Department of Psychology, Yale University, New Haven, CT, USA.
Department of Psychiatry, Hotchkiss Brain Institute, Calgary, AB, Canada.
Schizophr Bull. 2022 Mar 1;48(2):395-404. doi: 10.1093/schbul/sbab115.
The clinical high-risk period before a first episode of psychosis (CHR-P) has been widely studied with the goal of understanding the development of psychosis; however, less attention has been paid to the 75%-80% of CHR-P individuals who do not transition to psychosis. It is an open question whether multivariable models could be developed to predict remission outcomes at the same level of performance and generalizability as those that predict conversion to psychosis. Participants were drawn from the North American Prodrome Longitudinal Study (NAPLS3). An empirically derived set of clinical and demographic predictor variables were selected with elastic net regularization and were included in a gradient boosting machine algorithm to predict prodromal symptom remission. The predictive model was tested in a comparably sized independent sample (NAPLS2). The classification algorithm developed in NAPLS3 achieved an area under the curve of 0.66 (0.60-0.72) with a sensitivity of 0.68 and specificity of 0.53 when tested in an independent external sample (NAPLS2). Overall, future remitters had lower baseline prodromal symptoms than nonremitters. This study is the first to use a data-driven machine-learning approach to assess clinical and demographic predictors of symptomatic remission in individuals who do not convert to psychosis. The predictive power of the models in this study suggest that remission represents a unique clinical phenomenon. Further study is warranted to best understand factors contributing to resilience and recovery from the CHR-P state.

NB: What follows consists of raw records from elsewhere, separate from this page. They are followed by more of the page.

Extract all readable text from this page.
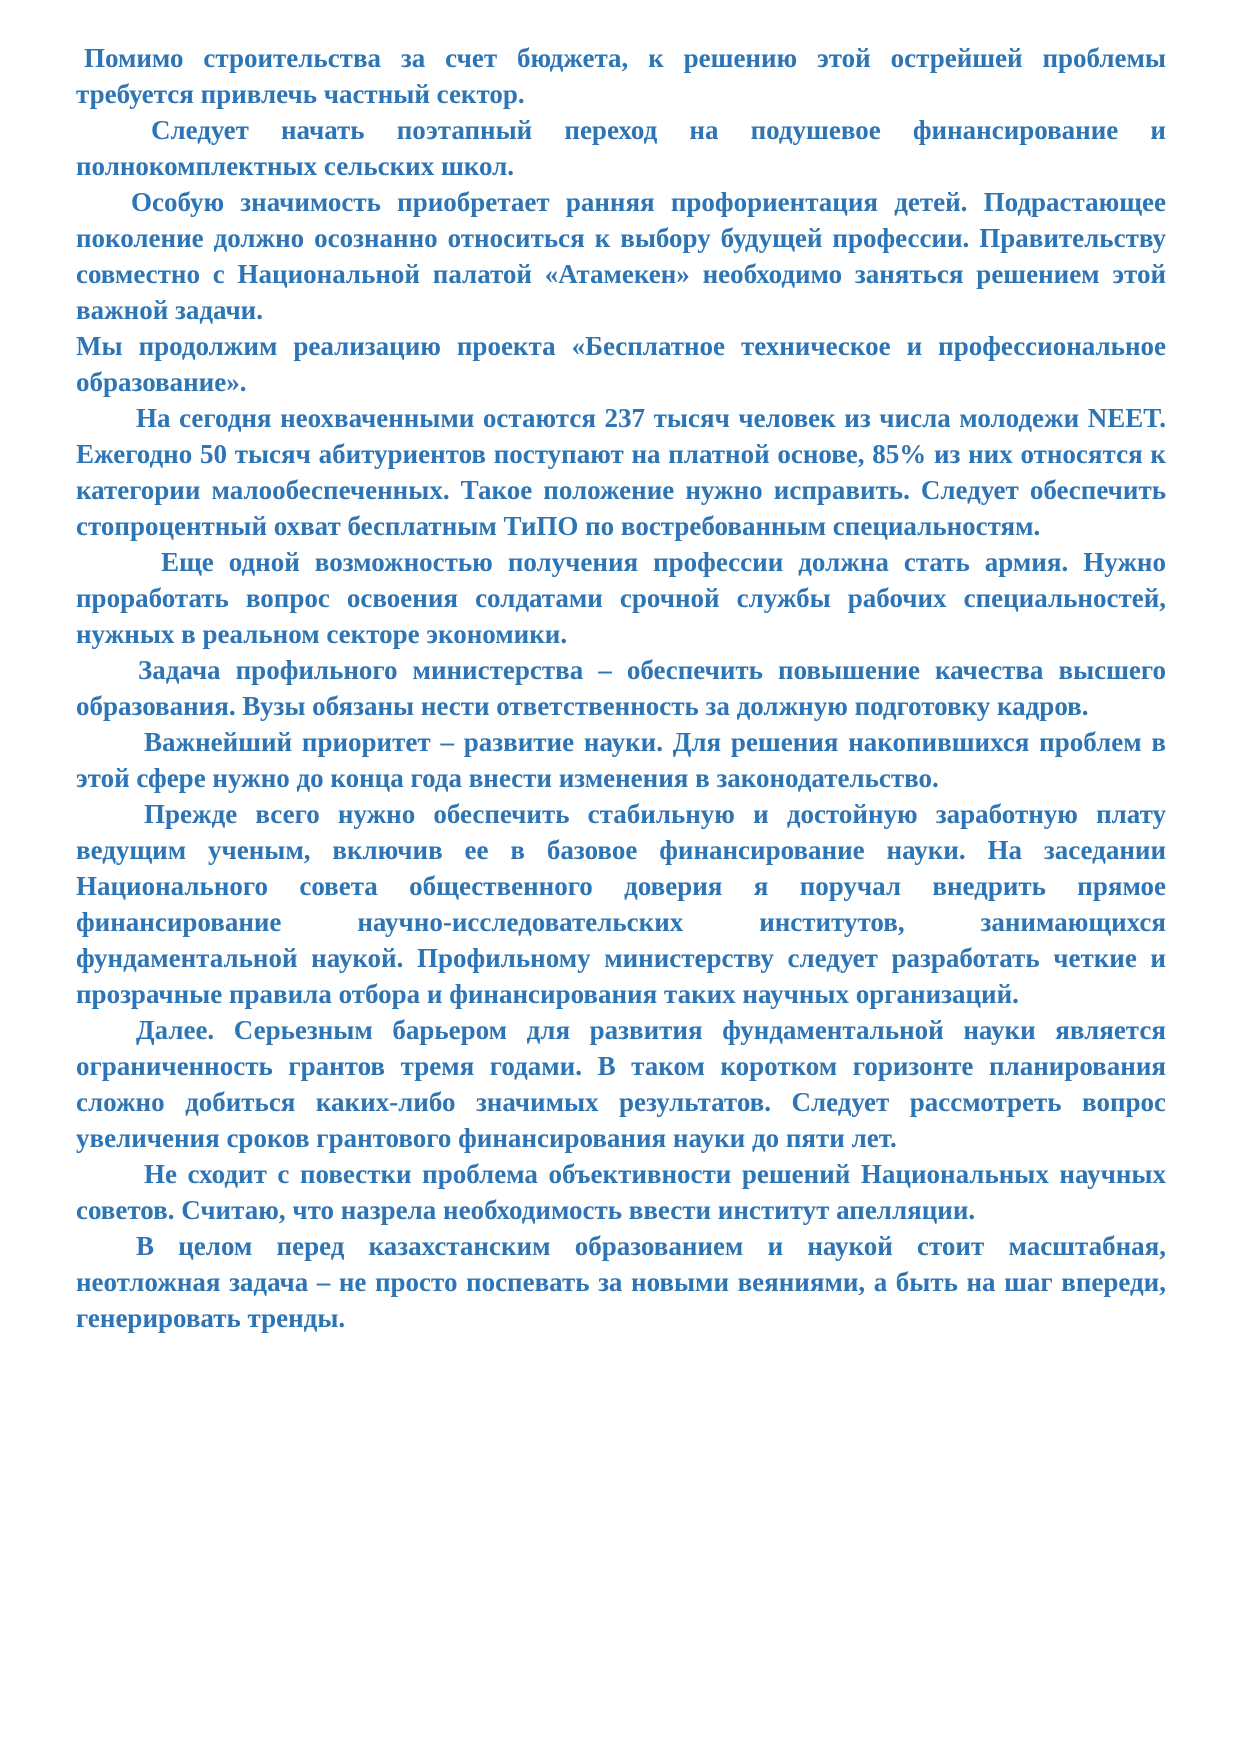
Помимо строительства за счет бюджета, к решению этой острейшей проблемы требуется привлечь частный сектор.

Следует начать поэтапный переход на подушевое финансирование и полнокомплектных сельских школ.

Особую значимость приобретает ранняя профориентация детей. Подрастающее поколение должно осознанно относиться к выбору будущей профессии. Правительству совместно с Национальной палатой «Атамекен» необходимо заняться решением этой важной задачи.

Мы продолжим реализацию проекта «Бесплатное техническое и профессиональное образование».

На сегодня неохваченными остаются 237 тысяч человек из числа молодежи NEET. Ежегодно 50 тысяч абитуриентов поступают на платной основе, 85% из них относятся к категории малообеспеченных. Такое положение нужно исправить. Следует обеспечить стопроцентный охват бесплатным ТиПО по востребованным специальностям.

Еще одной возможностью получения профессии должна стать армия. Нужно проработать вопрос освоения солдатами срочной службы рабочих специальностей, нужных в реальном секторе экономики.

Задача профильного министерства – обеспечить повышение качества высшего образования. Вузы обязаны нести ответственность за должную подготовку кадров.

Важнейший приоритет – развитие науки. Для решения накопившихся проблем в этой сфере нужно до конца года внести изменения в законодательство.

Прежде всего нужно обеспечить стабильную и достойную заработную плату ведущим ученым, включив ее в базовое финансирование науки. На заседании Национального совета общественного доверия я поручал внедрить прямое финансирование научно-исследовательских институтов, занимающихся фундаментальной наукой. Профильному министерству следует разработать четкие и прозрачные правила отбора и финансирования таких научных организаций.

Далее. Серьезным барьером для развития фундаментальной науки является ограниченность грантов тремя годами. В таком коротком горизонте планирования сложно добиться каких-либо значимых результатов. Следует рассмотреть вопрос увеличения сроков грантового финансирования науки до пяти лет.

Не сходит с повестки проблема объективности решений Национальных научных советов. Считаю, что назрела необходимость ввести институт апелляции.

В целом перед казахстанским образованием и наукой стоит масштабная, неотложная задача – не просто поспевать за новыми веяниями, а быть на шаг впереди, генерировать тренды.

首次精神病发作前的临床高风险期(CHR-P)已被广泛研究,目的是了解精神病的发展;然而,对于未发展为精神病的 CHR-P 个体的 75%-80%,关注较少。是否可以开发多变量模型来预测缓解结果,其性能和泛化程度与预测向精神病转化的模型一样,这是一个悬而未决的问题。参与者来自北美前驱纵向研究(NAPLS3)。使用弹性网络正则化选择了一组经验衍生的临床和人口统计学预测变量,并将其包含在梯度提升机算法中,以预测前驱症状缓解。该预测模型在规模相当的独立样本(NAPLS2)中进行了测试。在独立的外部样本(NAPLS2)中进行测试时,在 NAPLS3 中开发的分类算法的曲线下面积为 0.66(0.60-0.72),灵敏度为 0.68,特异性为 0.53。总体而言,未来的缓解者的前驱症状基线水平低于非缓解者。这项研究首次使用数据驱动的机器学习方法来评估未发展为精神病的个体中症状缓解的临床和人口统计学预测因素。该研究模型的预测能力表明缓解代表一种独特的临床现象。需要进一步研究以更好地了解导致 CHR-P 状态恢复和缓解的因素。